MR JUSTICE McCOMBE said:
In the end, on this first issue, in the light of the arguments and the decisions and dicta of persuasive authority before me, I propose to follow the dicta of Latham J in Yates’s case
…, in many cases in practice the questions that go to the doctors will be truly medical ones and the Claimant and the Authority will be able, if so advised, to make representations to the doctors on matters that are not truly medical in nature. It is, moreover, interesting to note that the true legal question arising out of the facts in Stunt’s case eventually reached the Court through the avenue of judicial review (as Latham J envisaged they would). There is no reason to think that if it had been the Authority that had been dissatisfied with the legal conclusions drawn by the medical authorities in that case , it would not have been possible for it also to seek a judicial review of those conclusions, so as to reach an appropriate forum for the resolution of questions of law.
The judge here is saying on matters of an application of an Injury Award that the decision is that of the medical authority only and if the police pension doesn’t like it then they can try to take it to judicial review.
To summarise, if the appellant considers the medical practitioner’s facts he bases his opinions upon are wrong then it can be taken to crown court; if dissatisfied with the medical practitioner’s reasoning then it can go to PMAB; matters of the medical practitioner’s error of law can be taken to Judicial review.
Note it is always the decision of the medical authority – never that of the police pension authority.

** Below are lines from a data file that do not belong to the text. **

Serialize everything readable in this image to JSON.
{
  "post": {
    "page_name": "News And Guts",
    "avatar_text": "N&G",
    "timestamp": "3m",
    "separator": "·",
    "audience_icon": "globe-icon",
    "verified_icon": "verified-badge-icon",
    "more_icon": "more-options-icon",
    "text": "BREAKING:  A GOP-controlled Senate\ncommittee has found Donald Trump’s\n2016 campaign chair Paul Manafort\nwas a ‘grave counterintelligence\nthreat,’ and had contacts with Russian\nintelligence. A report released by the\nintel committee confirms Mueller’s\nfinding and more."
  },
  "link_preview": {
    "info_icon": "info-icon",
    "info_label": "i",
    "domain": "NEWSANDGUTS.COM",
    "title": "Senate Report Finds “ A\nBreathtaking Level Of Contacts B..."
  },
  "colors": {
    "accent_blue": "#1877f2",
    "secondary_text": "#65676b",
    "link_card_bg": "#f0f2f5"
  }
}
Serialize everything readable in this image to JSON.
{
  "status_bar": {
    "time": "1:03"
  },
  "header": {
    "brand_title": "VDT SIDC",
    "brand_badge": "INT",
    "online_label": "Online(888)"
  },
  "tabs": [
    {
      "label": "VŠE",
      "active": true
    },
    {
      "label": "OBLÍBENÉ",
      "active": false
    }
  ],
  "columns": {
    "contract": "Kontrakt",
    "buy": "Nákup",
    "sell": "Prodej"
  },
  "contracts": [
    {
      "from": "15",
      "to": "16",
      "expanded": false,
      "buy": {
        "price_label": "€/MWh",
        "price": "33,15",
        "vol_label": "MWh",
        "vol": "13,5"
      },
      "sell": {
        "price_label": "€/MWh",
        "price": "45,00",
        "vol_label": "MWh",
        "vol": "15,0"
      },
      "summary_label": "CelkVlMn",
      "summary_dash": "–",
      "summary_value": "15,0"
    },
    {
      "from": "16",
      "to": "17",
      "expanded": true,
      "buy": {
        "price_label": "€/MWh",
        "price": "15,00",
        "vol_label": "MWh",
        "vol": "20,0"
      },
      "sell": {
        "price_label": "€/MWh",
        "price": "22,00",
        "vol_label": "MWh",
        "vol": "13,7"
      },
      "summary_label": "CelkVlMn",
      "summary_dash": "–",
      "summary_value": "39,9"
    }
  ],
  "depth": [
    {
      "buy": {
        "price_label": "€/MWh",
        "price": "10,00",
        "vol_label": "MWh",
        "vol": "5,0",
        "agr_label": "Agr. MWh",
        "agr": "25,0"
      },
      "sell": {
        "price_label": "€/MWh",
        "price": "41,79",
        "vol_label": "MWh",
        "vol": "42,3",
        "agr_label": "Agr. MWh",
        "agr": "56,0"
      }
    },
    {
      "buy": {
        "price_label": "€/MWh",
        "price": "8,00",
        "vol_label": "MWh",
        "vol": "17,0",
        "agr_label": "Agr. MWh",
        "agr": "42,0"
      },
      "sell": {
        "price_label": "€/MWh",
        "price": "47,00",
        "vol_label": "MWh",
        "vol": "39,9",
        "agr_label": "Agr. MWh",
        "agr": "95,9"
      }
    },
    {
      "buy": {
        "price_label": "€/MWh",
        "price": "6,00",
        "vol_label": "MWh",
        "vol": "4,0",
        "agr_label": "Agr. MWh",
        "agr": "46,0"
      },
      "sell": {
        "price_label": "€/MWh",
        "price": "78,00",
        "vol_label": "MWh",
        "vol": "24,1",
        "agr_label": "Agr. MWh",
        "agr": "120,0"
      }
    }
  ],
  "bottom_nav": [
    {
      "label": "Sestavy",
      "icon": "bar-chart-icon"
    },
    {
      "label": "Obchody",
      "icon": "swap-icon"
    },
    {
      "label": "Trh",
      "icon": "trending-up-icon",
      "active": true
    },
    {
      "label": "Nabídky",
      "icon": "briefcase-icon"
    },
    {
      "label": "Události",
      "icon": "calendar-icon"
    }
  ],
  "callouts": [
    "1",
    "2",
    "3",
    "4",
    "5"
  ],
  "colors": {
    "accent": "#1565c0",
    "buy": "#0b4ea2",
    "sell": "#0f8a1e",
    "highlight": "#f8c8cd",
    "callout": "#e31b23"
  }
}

Twenty years is a long time and perhaps the Federation officers that had knowledge of the home office circular, Yates and Clinch have long since retired. The gap in the knowledge of Fed reps advising serving officer is a travesty in itself. IODPA is aware of serving officers, not happy with the poor help they receive, seeking to arm themselves with awareness of caselaw and the Regulations.
The heinous abuses performed by public servants in the administration of injury awards are unforgivable. Those that administer the delegated responsibilities of the Regulations are paid a salary to be aware of the statute that governs them. Their bien-pensant manipulation of the Regulations ignores previous home office circulars and stated cases. Deliberate ignorance means, intentionally ignoring a fact when one has every reason to believe about its existence, and this is happening now – to injured and disabled police officers. It is capricious and should be viewed as nothing less than misfeasance in a public office.
IODPA will continue to work tirelessly and fully prise the lid off all the injustice and cover-ups of what will prove to be a very large can of worms for police pension authorities.